Title 42: What is the immigration rule and why has it ended?

·3 min read

After more than three years, a rule that allowed for the rapid expulsion of many illegal migrants has ended.

The end of the Covid-19 pandemic has brought an end to the immigration policy known as Title 42 and the US will now return to its pre-pandemic Title 8 law that governs asylum and deportations.

Tens of thousands of migrants have surged to the US-Mexico border, and US President Joe Biden acknowledged that the change on May 11 would mean "it's going to be chaotic for a little while".

What is Title 42?

It dates back to a 1944 law known as the Public Health Act, which granted US authorities emergency powers to prevent the spread of diseases.

In March 2020, the Trump administration invoked the statute, citing the need to stop the spread of Covid-19 across its borders.

When Title 42 was in place, US authorities were able to swiftly remove migrants crossing the border from Mexico - including asylum seekers - using the pandemic as justification.

Some 2.8 million people were expelled while Title 42 was in place, according to US Customs and Border Protection.

Why is Title 42 ending?

After taking office in January 2021, Mr Biden and his administration kept the policy in place and continued to defend it as a public health measure for more than a year.

Citing a diminished public health risk, in April 2022 the US Centers for Disease Control, which oversees US health policy, signalled it would end the policy.

Republican-led states are trying to find way to keep the policy in place. A proposed Senate bill, backed by Arizona Independent Kyrsten Sinema and North Carolina Republican Thom Tillis, would allow for rapid expulsions in a manner similar to Title 42, but without the public-health justification.

What's the impact on the situation on the border?

US officials have processed more than 10,000 arrivals at the border each day this week, thought to be the highest levels ever, and up from about 5,000 in March.

Border facilities on Wednesday were holding some 28,000 migrants, far beyond their capacity, sources told Reuters news agency.

To cope with the influx, the Department of Homeland Security has stationed 24,000 more law enforcement officers and deployed 1,500 active-duty troops at the border.

Meanwhile, Mexico is also sending troops to its border with Central America to control the expected increase in migrants attempting to reach the US.

What is Title 8?

Title 8 is the decades-old pre-pandemic law that governs how migrants are deported. It will now again form the primary legal basis for US immigration policy.

Compared with Title 42, Title 8 allows more migrants to request asylum and be screened for "credible fear" of returning to their country. Those deemed eligible are processed for release and must attend an immigration court, while those who are not are deported.

Migrants caught crossing illegally are rapidly removed and are then subject to five or 10-year bans if caught re-entering the US illegally. Under Title 42, there were no such consequences.

What else is the government doing?

The Biden administration introduced new rules this week that would deny asylum to almost all migrants who cross illegally.

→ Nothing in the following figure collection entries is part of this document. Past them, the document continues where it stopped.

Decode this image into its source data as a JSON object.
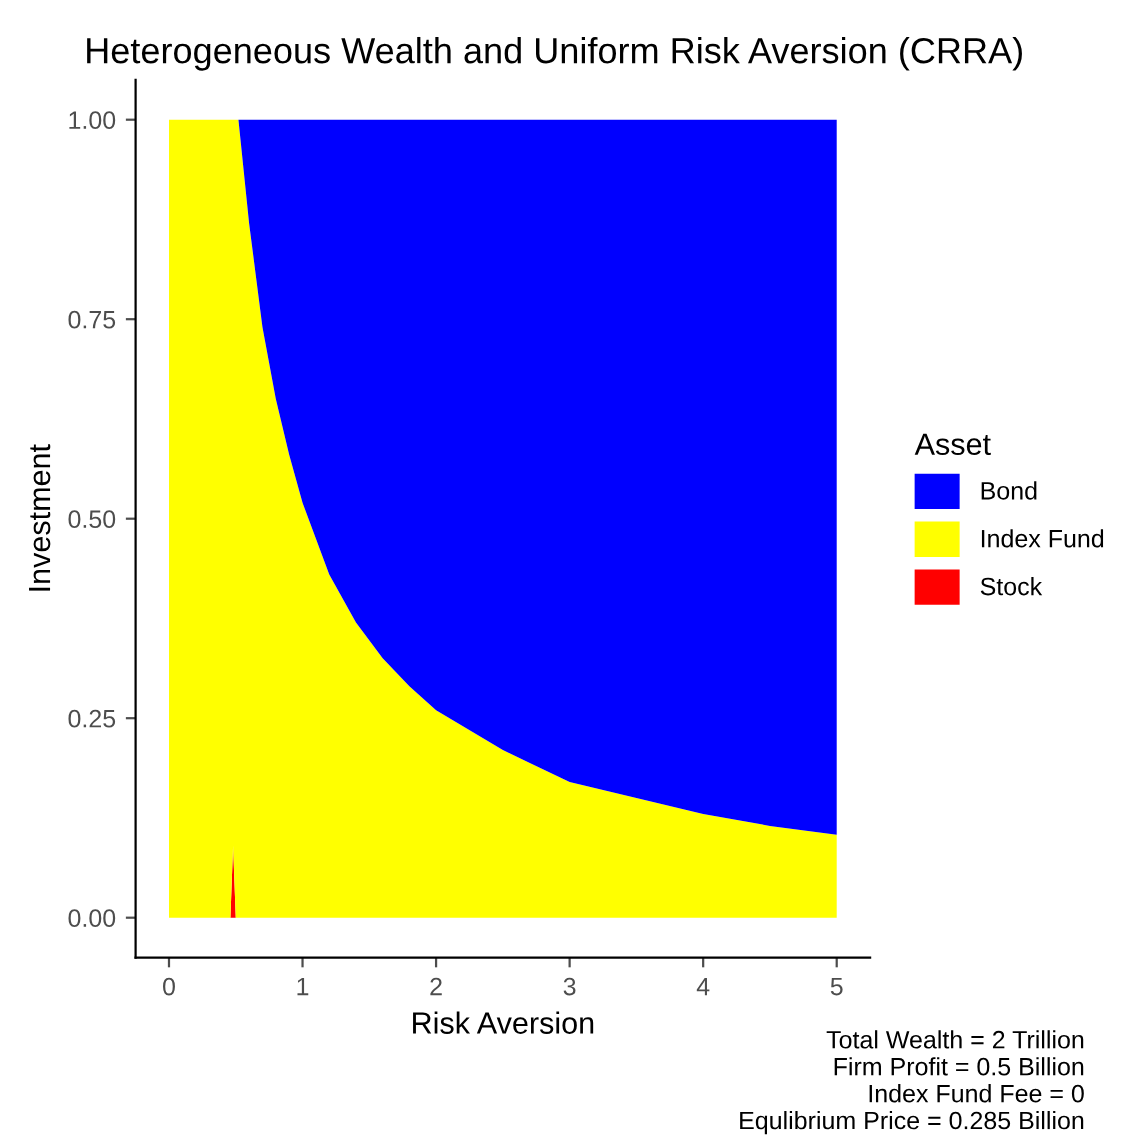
{
  "chart_data": {
    "type": "area",
    "stacked": true,
    "title": "Heterogeneous Wealth and Uniform Risk Aversion (CRRA)",
    "xlabel": "Risk Aversion",
    "ylabel": "Investment",
    "legend_title": "Asset",
    "legend": "right",
    "grid": false,
    "x": [
      0,
      0.46,
      0.48,
      0.5,
      0.52,
      0.6,
      0.7,
      0.8,
      0.9,
      1,
      1.2,
      1.4,
      1.6,
      1.8,
      2,
      2.5,
      3,
      3.5,
      4,
      4.5,
      5
    ],
    "series": [
      {
        "name": "Stock",
        "color": "#ff0000",
        "values": [
          0,
          0,
          0.09,
          0,
          0,
          0,
          0,
          0,
          0,
          0,
          0,
          0,
          0,
          0,
          0,
          0,
          0,
          0,
          0,
          0,
          0
        ]
      },
      {
        "name": "Index Fund",
        "color": "#ffff00",
        "values": [
          1,
          1,
          0.91,
          1,
          1,
          0.87,
          0.74,
          0.65,
          0.58,
          0.52,
          0.43,
          0.37,
          0.325,
          0.29,
          0.26,
          0.21,
          0.17,
          0.15,
          0.13,
          0.115,
          0.104
        ]
      },
      {
        "name": "Bond",
        "color": "#0000ff",
        "values": [
          0,
          0,
          0,
          0,
          0,
          0.13,
          0.26,
          0.35,
          0.42,
          0.48,
          0.57,
          0.63,
          0.675,
          0.71,
          0.74,
          0.79,
          0.83,
          0.85,
          0.87,
          0.885,
          0.896
        ]
      }
    ],
    "xlim": [
      -0.25,
      5.25
    ],
    "ylim": [
      -0.05,
      1.05
    ],
    "xticks": [
      0,
      1,
      2,
      3,
      4,
      5
    ],
    "yticks": [
      {
        "value": 0,
        "label": "0.00"
      },
      {
        "value": 0.25,
        "label": "0.25"
      },
      {
        "value": 0.5,
        "label": "0.50"
      },
      {
        "value": 0.75,
        "label": "0.75"
      },
      {
        "value": 1,
        "label": "1.00"
      }
    ],
    "annotations": [
      "Total Wealth = 2 Trillion\nFirm Profit = 0.5 Billion\nIndex Fund Fee = 0\nEqulibrium Price = 0.285 Billion"
    ]
  }
}
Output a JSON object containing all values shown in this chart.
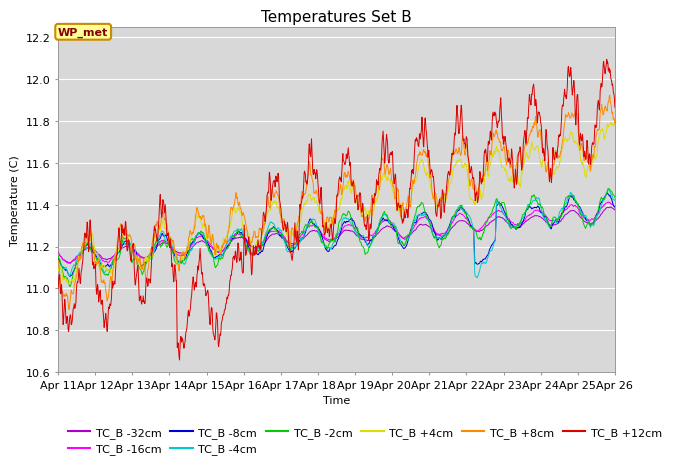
{
  "title": "Temperatures Set B",
  "xlabel": "Time",
  "ylabel": "Temperature (C)",
  "ylim": [
    10.6,
    12.25
  ],
  "n_days": 15,
  "x_tick_labels": [
    "Apr 11",
    "Apr 12",
    "Apr 13",
    "Apr 14",
    "Apr 15",
    "Apr 16",
    "Apr 17",
    "Apr 18",
    "Apr 19",
    "Apr 20",
    "Apr 21",
    "Apr 22",
    "Apr 23",
    "Apr 24",
    "Apr 25",
    "Apr 26"
  ],
  "series_labels": [
    "TC_B -32cm",
    "TC_B -16cm",
    "TC_B -8cm",
    "TC_B -4cm",
    "TC_B -2cm",
    "TC_B +4cm",
    "TC_B +8cm",
    "TC_B +12cm"
  ],
  "series_colors": [
    "#aa00cc",
    "#ff00ff",
    "#0000dd",
    "#00cccc",
    "#00cc00",
    "#dddd00",
    "#ff8800",
    "#dd0000"
  ],
  "wp_met_label": "WP_met",
  "wp_met_bg": "#ffff99",
  "wp_met_border": "#cc8800",
  "background_color": "#d8d8d8",
  "grid_color": "#ffffff",
  "title_fontsize": 11,
  "axis_fontsize": 8,
  "tick_fontsize": 8,
  "legend_fontsize": 8,
  "linewidth": 0.7
}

The strict measures would largely ban migrants from applying for asylum in the US if they had travelled through other countries on their way to the US-Mexico border, or failed to first apply online.

Illegal crossers will be deported, barred from re-entering the US for at least five years, and be "presumed ineligible for asylum", according to CBP.

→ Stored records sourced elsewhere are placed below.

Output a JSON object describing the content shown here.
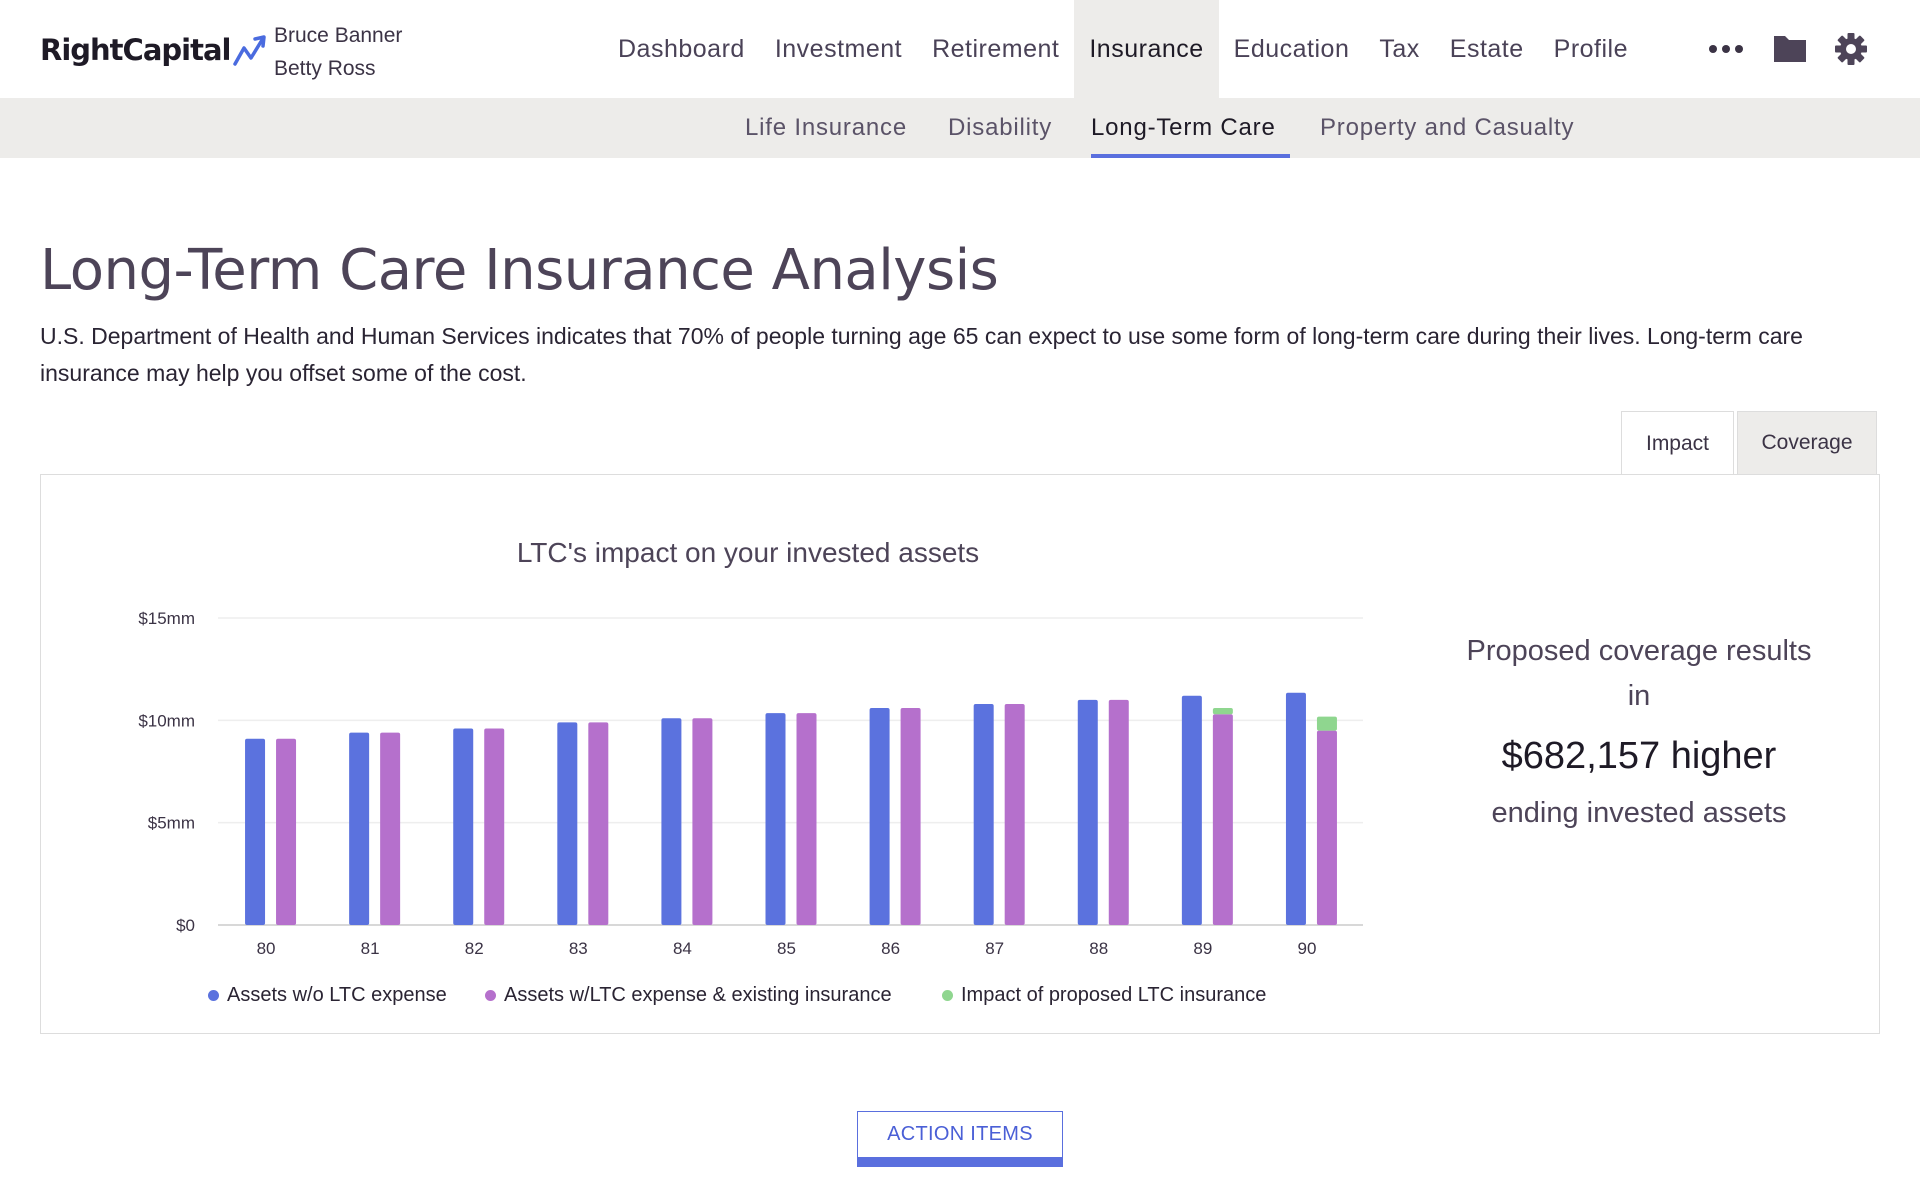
{
  "app": {
    "brand": "RightCapital",
    "clients": [
      "Bruce Banner",
      "Betty Ross"
    ]
  },
  "nav": {
    "items": [
      "Dashboard",
      "Investment",
      "Retirement",
      "Insurance",
      "Education",
      "Tax",
      "Estate",
      "Profile"
    ],
    "active": "Insurance",
    "icons": [
      "more-icon",
      "folder-icon",
      "gear-icon"
    ]
  },
  "subnav": {
    "items": [
      "Life Insurance",
      "Disability",
      "Long-Term Care",
      "Property and Casualty"
    ],
    "active": "Long-Term Care"
  },
  "page": {
    "title": "Long-Term Care Insurance Analysis",
    "description": "U.S. Department of Health and Human Services indicates that 70% of people turning age 65 can expect to use some form of long-term care during their lives. Long-term care insurance may help you offset some of the cost."
  },
  "tabs": {
    "items": [
      "Impact",
      "Coverage"
    ],
    "active": "Impact"
  },
  "result": {
    "line1": "Proposed coverage results",
    "line2": "in",
    "amount": "$682,157 higher",
    "line3": "ending invested assets"
  },
  "action_button": "ACTION ITEMS",
  "colors": {
    "accent": "#5a6fde",
    "series_without_ltc": "#5b72de",
    "series_with_ltc": "#b570cc",
    "series_impact": "#8fd68f"
  },
  "chart_data": {
    "type": "bar",
    "title": "LTC's impact on your invested assets",
    "categories": [
      "80",
      "81",
      "82",
      "83",
      "84",
      "85",
      "86",
      "87",
      "88",
      "89",
      "90"
    ],
    "yticks": [
      "$0",
      "$5mm",
      "$10mm",
      "$15mm"
    ],
    "ylim": [
      0,
      15
    ],
    "y_unit": "$mm",
    "stacked_second_bar": true,
    "series": [
      {
        "name": "Assets w/o LTC expense",
        "color": "#5b72de",
        "values": [
          9.1,
          9.4,
          9.6,
          9.9,
          10.1,
          10.35,
          10.6,
          10.8,
          11.0,
          11.2,
          11.35
        ]
      },
      {
        "name": "Assets w/LTC expense & existing insurance",
        "color": "#b570cc",
        "values": [
          9.1,
          9.4,
          9.6,
          9.9,
          10.1,
          10.35,
          10.6,
          10.8,
          11.0,
          10.3,
          9.5
        ]
      },
      {
        "name": "Impact of proposed LTC insurance",
        "color": "#8fd68f",
        "values": [
          0,
          0,
          0,
          0,
          0,
          0,
          0,
          0,
          0,
          0.3,
          0.68
        ]
      }
    ],
    "grid": true,
    "legend_position": "bottom"
  }
}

But the new rules are likely to face legal challenges from immigrant advocacy groups.

The Biden administration plans to open new migrant processing centres in Colombia and Guatemala in a bid to help reduce undocumented immigration.

Mexico has agreed to continue to accept 30,000 migrants per month from Cuba, Haiti, Nicaragua and Venezuela, as long as they come by air.

The US, for its part, has agreed to take up to a total of 100,000 people from Honduras, Guatemala and El Salvador who have family in the US.